Millionaires would pay “a little more” under Obama:
Those three vague words “a little more” appearing multiple times in Obama ads leave a lot to the imagination, making it sound as though his plan to lower the deficit by letting the Bush tax breaks expire for those earning more than $250,000 is akin to scrounging for loose change.
For those on the lower end of that threshold, the increase would be manageable. On the other hand, someone making $1 million to $2 million—the entry level for modern day millionaires—would on average owe the IRS another $57,308 a year, according to analysis by Citizens for Tax Justice. That’s somewhere between 2.9 percent and 5.7 percent of their annual income.
Add up everyone impacted by the increase and estimates have the government collecting an additional $68 billion next year.
Because Obama’s stimulus plan failed, Romney will instead cut taxes and increase “take home pay.” –
One of the latest Romney spots features ominous music as an unseen narrator talks about unemployment climbing a tenth of a percentage point in July to 8.3 percent, an increase that’s actually due in part to rounding by the Bureau of Labor Statistics.
The real kicker in the ad entitled “It’s Just Not Getting Better” is Romney’s proposed solution. “Mitt Romney has a plan for a stronger middle class,” the narrator happily intones. “Under the Romney plan, more jobs and more take home pay. It’s a plan that works for America.”
That idea is remarkably similar to what Obama tried to do with the stimulus and subsequent holidays on the Social Security payroll tax.
More than a third of that $787 billion stimulus bill passed in 2009—blasted by Romney as a failure—consisted of tax cuts that increased take home pay for families by $780 a year, according to government projections. The temporarily lower rates on payroll taxes this year boosted annual pay by roughly another $1,000. And since those tax cuts began taking effect in April, 2009, the country has added 1.9 million jobs—growth but enough to bring the United States back to where it was before the recession.
But Romney has really presented half of a plan instead of a whole one.

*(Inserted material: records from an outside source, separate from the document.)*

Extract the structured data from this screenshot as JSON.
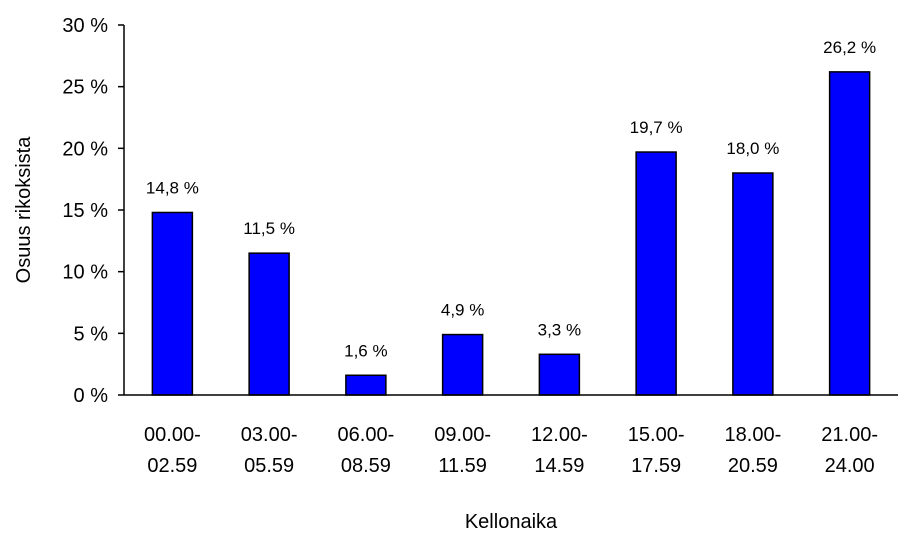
{
  "chart_data": {
    "type": "bar",
    "categories": [
      [
        "00.00-",
        "02.59"
      ],
      [
        "03.00-",
        "05.59"
      ],
      [
        "06.00-",
        "08.59"
      ],
      [
        "09.00-",
        "11.59"
      ],
      [
        "12.00-",
        "14.59"
      ],
      [
        "15.00-",
        "17.59"
      ],
      [
        "18.00-",
        "20.59"
      ],
      [
        "21.00-",
        "24.00"
      ]
    ],
    "values": [
      14.8,
      11.5,
      1.6,
      4.9,
      3.3,
      19.7,
      18.0,
      26.2
    ],
    "value_labels": [
      "14,8 %",
      "11,5 %",
      "1,6 %",
      "4,9 %",
      "3,3 %",
      "19,7 %",
      "18,0 %",
      "26,2 %"
    ],
    "y_ticks": [
      0,
      5,
      10,
      15,
      20,
      25,
      30
    ],
    "y_tick_labels": [
      "0 %",
      "5 %",
      "10 %",
      "15 %",
      "20 %",
      "25 %",
      "30 %"
    ],
    "ylim": [
      0,
      30
    ],
    "xlabel": "Kellonaika",
    "ylabel": "Osuus rikoksista",
    "grid": false,
    "bar_color": "#0000ff"
  }
}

The former Massachusetts governor says he would trim all marginal tax rates by 20 percent permanently, and ending interest, capital gains and dividend taxes on those earning less than $200,000 a year. His argument is that those cuts would spur growth, while Obama’s temporary measures tanked.
The Romney tax proposal is supposed to be revenue neutral, but the candidate hasn’t laid out what loopholes and deductions he would eliminate.
To break even, Romney would have to erase more than $600 billion of tax breaks, including the mortgage interest deduction, according to a report released this month by the Tax Policy Center. Removing those deductions would on the whole increase taxes for the bottom 95 percent of earners.
But if Romney scrapped any efforts to curb the unnamed tax breaks, that same bottom 95 percent would see their obligations to Uncle Sam drop by $38 to $6,720 a year.
As you might guess, the Tax Policy Center analysis only gets referenced in a comparative ad put out by the Obama camp.
They summarize the 20-page analysis with classic television brevity: “Huge tax cuts for millionaires.”